My first four babies wore cloth diapers, which I washed weekly and hung on a line in the backyard. The singular satisfaction of seeing stains disappear after a few hours in the bright sun is both simple and immeasurable.
I feel similarly when the sun melts the residual snow on sidewalks I’ve shoveled. From the chair at my desk, I periodically stand up and look over the front porch roof to admire exposed pathways, the sun evaporating what my shovel could not remove.
Hearty winters are one of the things I liked about moving to Northeast Ohio. For nearly a decade, I lived in Columbus where winters are grayer than they are here. Making it worse, it rarely snows in Columbus and when it does, it often quickly melts.
During my first 14 winters here, bright snow made the darkest months of the year cheerful and fun. My children learned to ski at Boston Mills and Brandywine ski resorts where, yes, the slopes are small, but the skills needed are the same as anywhere. In recent years my big boys have skied on slopes across the country.
Since 2014, however, winters here have been annoyingly mild. Far too many weeks have been as dismally gray and snowless as they are in Columbus. Temperatures have not been cold enough to provide the important benefit of killing off invasive plant and insect species or reducing the pesky indigenous ones. Northeast Ohio pet owners know too well that treatments to prevent ticks and fleas must now be given 12 months of the year.
Last fall, I received a rare phone call from my stepfather. He lives in Dallas, but grew up and lived much of his adult life in Ohio.
“I could never live in Ohio again, I can’t take the winters,” he told me.
“Pshaw,” I told him, “We hardly get below freezing here anymore.”
Perhaps trickster gods overheard our conversation because 2021 is a banner year for winter in Ohio — and in Texas. Snow and cold have repeatedly visited Akron and set records in the Lone Star State. My son Claude is studying at Texas A&M and several days this past week endured rolling blackouts when it was colder there than here.

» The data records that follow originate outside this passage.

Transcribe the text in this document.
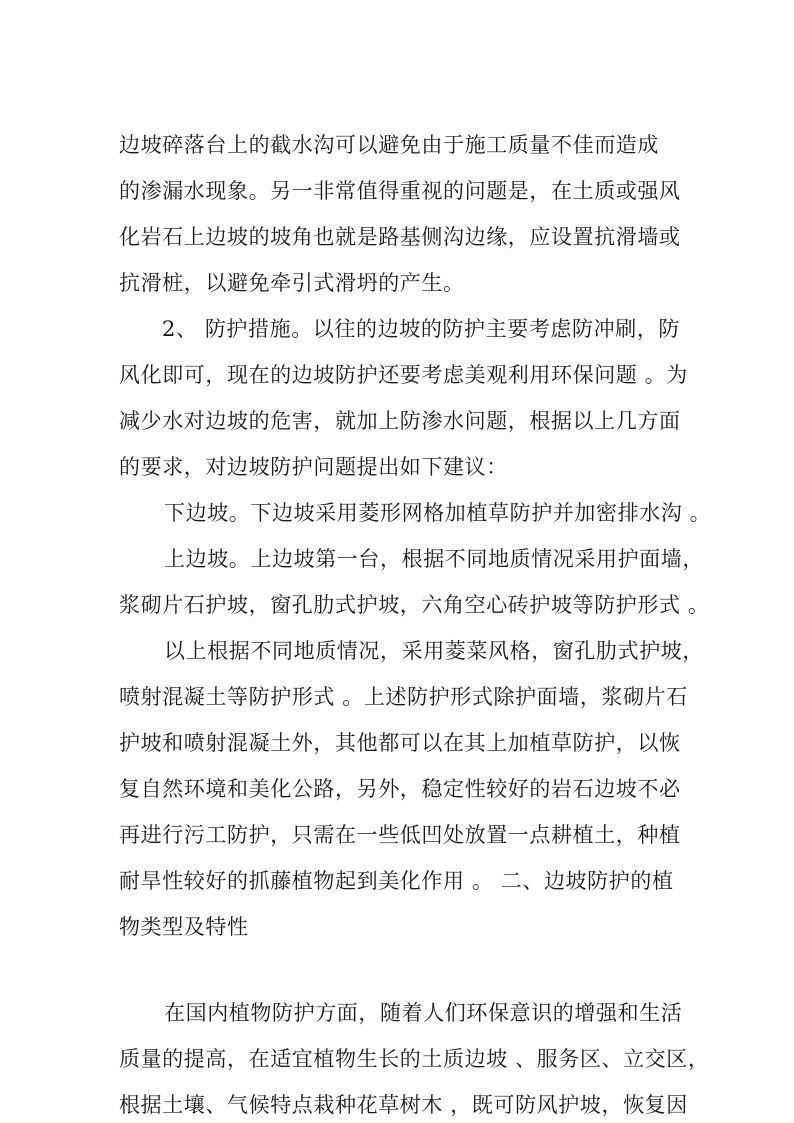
边坡碎落台上的截水沟可以避免由于施工质量不佳而造成
的渗漏水现象。另一非常值得重视的问题是，在土质或强风
化岩石上边坡的坡角也就是路基侧沟边缘，应设置抗滑墙或
抗滑桩，以避免牵引式滑坍的产生。
2、 防护措施。以往的边坡的防护主要考虑防冲刷，防
风化即可，现在的边坡防护还要考虑美观利用环保问题 。为
减少水对边坡的危害，就加上防渗水问题，根据以上几方面
的要求，对边坡防护问题提出如下建议：
下边坡。下边坡采用菱形网格加植草防护并加密排水沟 。
上边坡。上边坡第一台，根据不同地质情况采用护面墙，
浆砌片石护坡，窗孔肋式护坡，六角空心砖护坡等防护形式 。
以上根据不同地质情况，采用菱菜风格，窗孔肋式护坡，
喷射混凝土等防护形式 。上述防护形式除护面墙，浆砌片石
护坡和喷射混凝土外，其他都可以在其上加植草防护，以恢
复自然环境和美化公路，另外，稳定性较好的岩石边坡不必
再进行污工防护，只需在一些低凹处放置一点耕植土，种植
耐旱性较好的抓藤植物起到美化作用 。 二、边坡防护的植
物类型及特性
在国内植物防护方面，随着人们环保意识的增强和生活
质量的提高，在适宜植物生长的土质边坡 、服务区、立交区，
根据土壤、气候特点栽种花草树木 ，既可防风护坡，恢复因
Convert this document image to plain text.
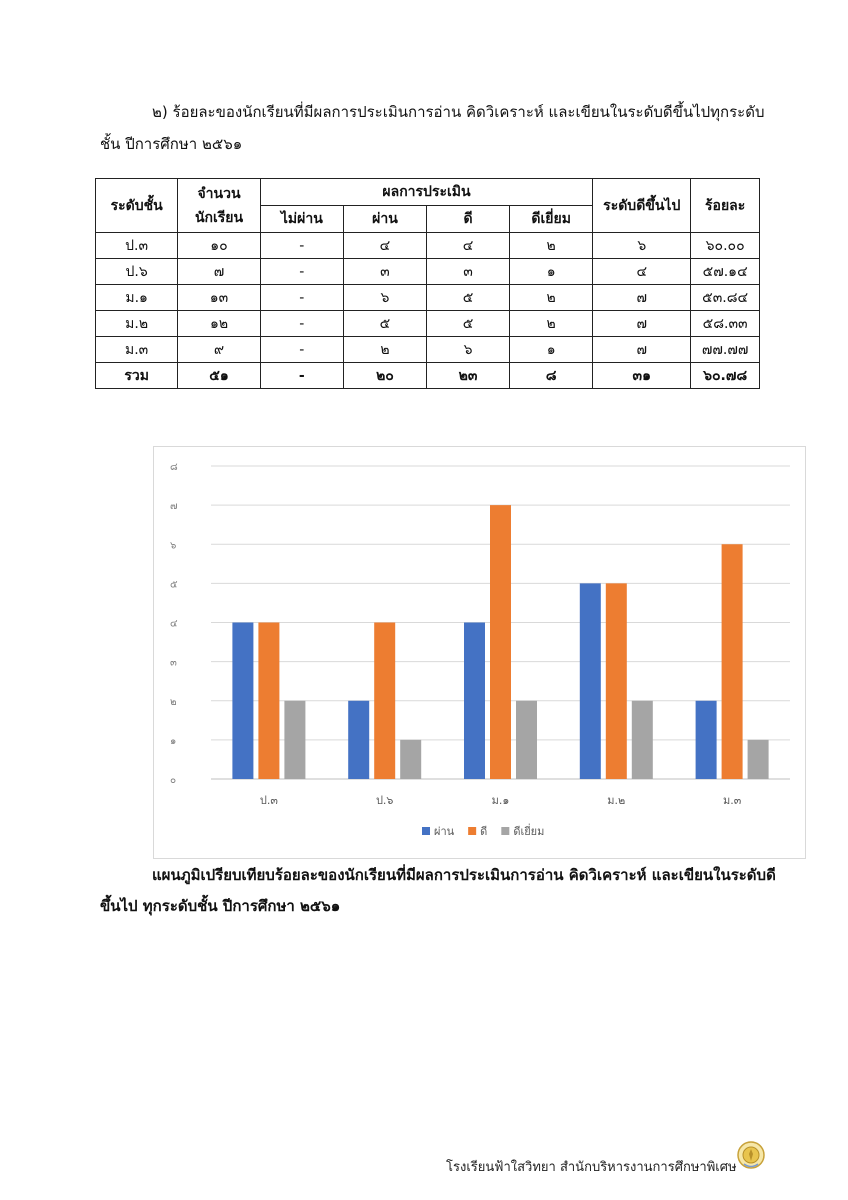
๒) ร้อยละของนักเรียนที่มีผลการประเมินการอ่าน คิดวิเคราะห์ และเขียนในระดับดีขึ้นไปทุกระดับชั้น ปีการศึกษา ๒๕๖๑
ระดับชั้น	จำนวนนักเรียน	ผลการประเมิน				ระดับดีขึ้นไป	ร้อยละ
		ไม่ผ่าน	ผ่าน	ดี	ดีเยี่ยม		
ป.๓	๑๐	-	๔	๔	๒	๖	๖๐.๐๐
ป.๖	๗	-	๓	๓	๑	๔	๕๗.๑๔
ม.๑	๑๓	-	๖	๕	๒	๗	๕๓.๘๔
ม.๒	๑๒	-	๕	๕	๒	๗	๕๘.๓๓
ม.๓	๙	-	๒	๖	๑	๗	๗๗.๗๗
รวม	๕๑	-	๒๐	๒๓	๘	๓๑	๖๐.๗๘
๐
๑
๒
๓
๔
๕
๖
๗
๘
ป.๓	ป.๖	ม.๑	ม.๒	ม.๓
ผ่าน ดี ดีเยี่ยม
แผนภูมิเปรียบเทียบร้อยละของนักเรียนที่มีผลการประเมินการอ่าน คิดวิเคราะห์ และเขียนในระดับดีขึ้นไป ทุกระดับชั้น ปีการศึกษา ๒๕๖๑
โรงเรียนฟ้าใสวิทยา สำนักบริหารงานการศึกษาพิเศษ
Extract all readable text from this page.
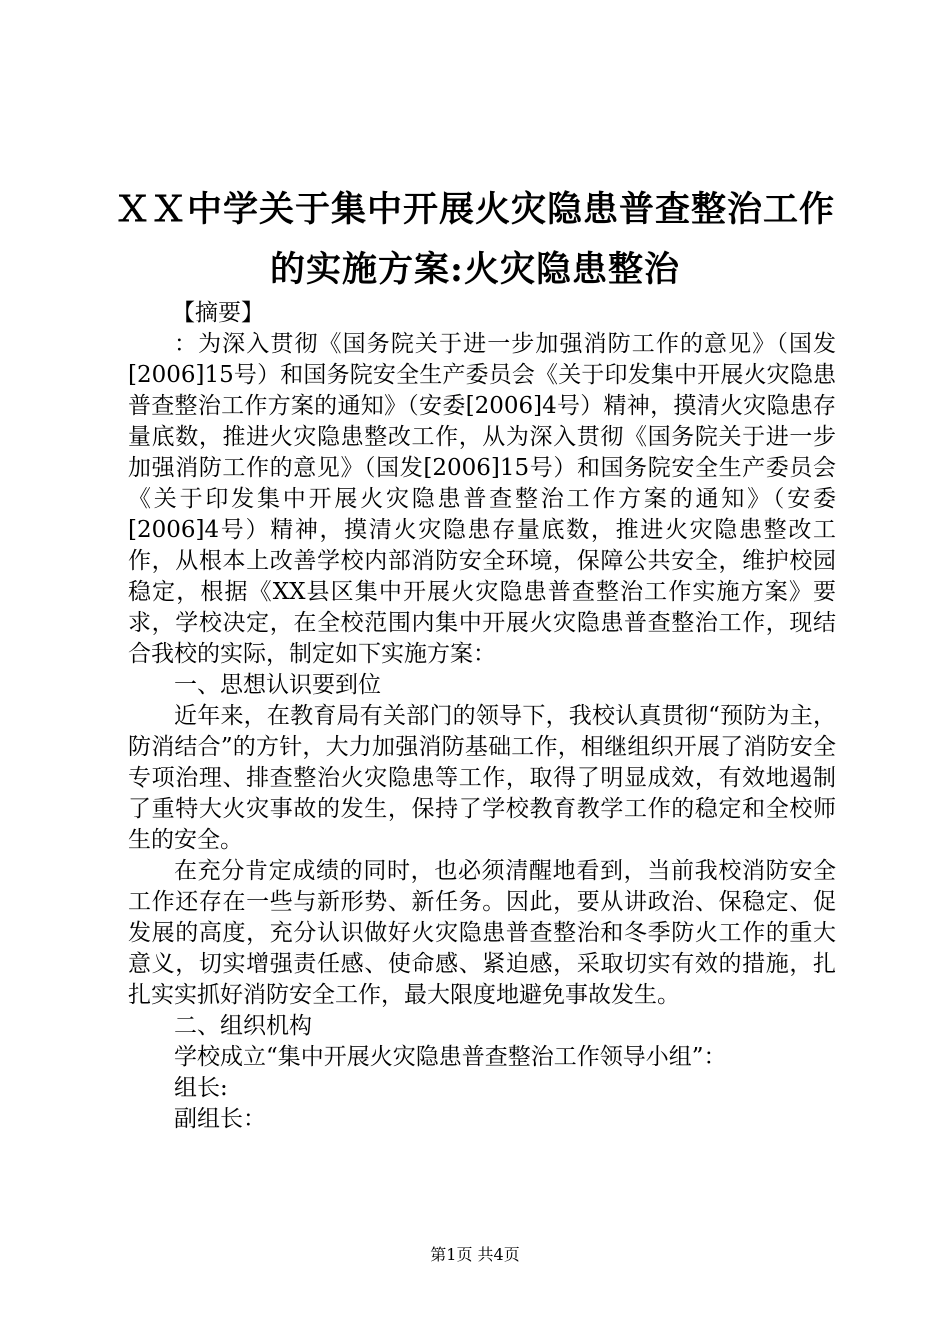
ＸＸ中学关于集中开展火灾隐患普查整治工作
的实施方案:火灾隐患整治

【摘要】

：为深入贯彻《国务院关于进一步加强消防工作的意见》（国发[2006]15号）和国务院安全生产委员会《关于印发集中开展火灾隐患普查整治工作方案的通知》（安委[2006]4号）精神，摸清火灾隐患存量底数，推进火灾隐患整改工作，从为深入贯彻《国务院关于进一步加强消防工作的意见》（国发[2006]15号）和国务院安全生产委员会《关于印发集中开展火灾隐患普查整治工作方案的通知》（安委[2006]4号）精神，摸清火灾隐患存量底数，推进火灾隐患整改工作，从根本上改善学校内部消防安全环境，保障公共安全，维护校园稳定，根据《XX县区集中开展火灾隐患普查整治工作实施方案》要求，学校决定，在全校范围内集中开展火灾隐患普查整治工作，现结合我校的实际，制定如下实施方案：

一、思想认识要到位

近年来，在教育局有关部门的领导下，我校认真贯彻“预防为主，防消结合”的方针，大力加强消防基础工作，相继组织开展了消防安全专项治理、排查整治火灾隐患等工作，取得了明显成效，有效地遏制了重特大火灾事故的发生，保持了学校教育教学工作的稳定和全校师生的安全。

在充分肯定成绩的同时，也必须清醒地看到，当前我校消防安全工作还存在一些与新形势、新任务。因此，要从讲政治、保稳定、促发展的高度，充分认识做好火灾隐患普查整治和冬季防火工作的重大意义，切实增强责任感、使命感、紧迫感，采取切实有效的措施，扎扎实实抓好消防安全工作，最大限度地避免事故发生。

二、组织机构

学校成立“集中开展火灾隐患普查整治工作领导小组”：

组长:

副组长：

第1页 共4页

Many, like me, love a good winter. Others do not. But remember, it could be worse.
Last weekend, I took my two youngest children to Rockford, Illinois, to visit my second son, Hugo, his girlfriend, Claudia, and (most importantly) their dog, Rutabaga. During our four days there, the temperature never rose above 2 degrees. Claudia tells us it’s a typical winter for northern Illinois.
On our way home, I accidentally chose a GPS route that took us through downtown Chicago. It was the first time Leif and Lyra had seen the city, but they didn’t see much. The region was enveloped in whiteout conditions. With traffic crawling at 3 miles per hour, it was safe driving until we reached the Chicago Skyway where traffic let up. Then, and for the next hour, I white-knuckled us through the storm on roads not recently plowed.
Twenty years ago almost to the day, I was in the left lane on the outer belt south of Chicago when I hit black ice. My car spun so that I was facing oncoming traffic and then slid sideways across five busy lanes of traffic before hitting the guardrail next to the right lane.
My three children, ages 7, 4 and 6 months, were sleeping in car seats behind me. They awoke at the moment of impact. A couple who stopped to see if we were OK were nearly as shaken from watching our accident as I was having experienced it.
The car’s hood had been knocked sideways and no longer lined up with the latch. The couple helped me bungie-cord the hood to the grille and we all continued on. I crossed the border to Indiana and picked up speed when suddenly the car hood flew up and smashed the windshield.
None of my children were asleep that time and they all screamed before sobbing.
Flanking both sides of the interstate were farm fields covered in waist-deep snow. The nearest exit was too far to walk to with three small children and, like many people 20 years ago, I didn’t have a cellphone.
I have family in LaPorte, Indiana, not far from the Illinois border. I again tied the hood down, this time to the bumper, and slowly drove in the right lane with my hazards on. Before long, but not far from a toll station, the hood again flew up, smashed the windshield and sent bits of safety glass into the car.
Somehow, I made it to the toll station where the very kind workers let me call my grand-aunt and grand-uncle who came and collected us.
Then, as now, we made it home safely, this time just before last week’s big storm. Now, as then, the dangers of driving in snow and ice have not diminished my love of a vigorous winter.
I spent this morning clearing the snow from the storm. Several times since, I’ve peered out my office window to admire entire slabs of sidewalk being slowly revealed by winter sunshine. Such satisfaction.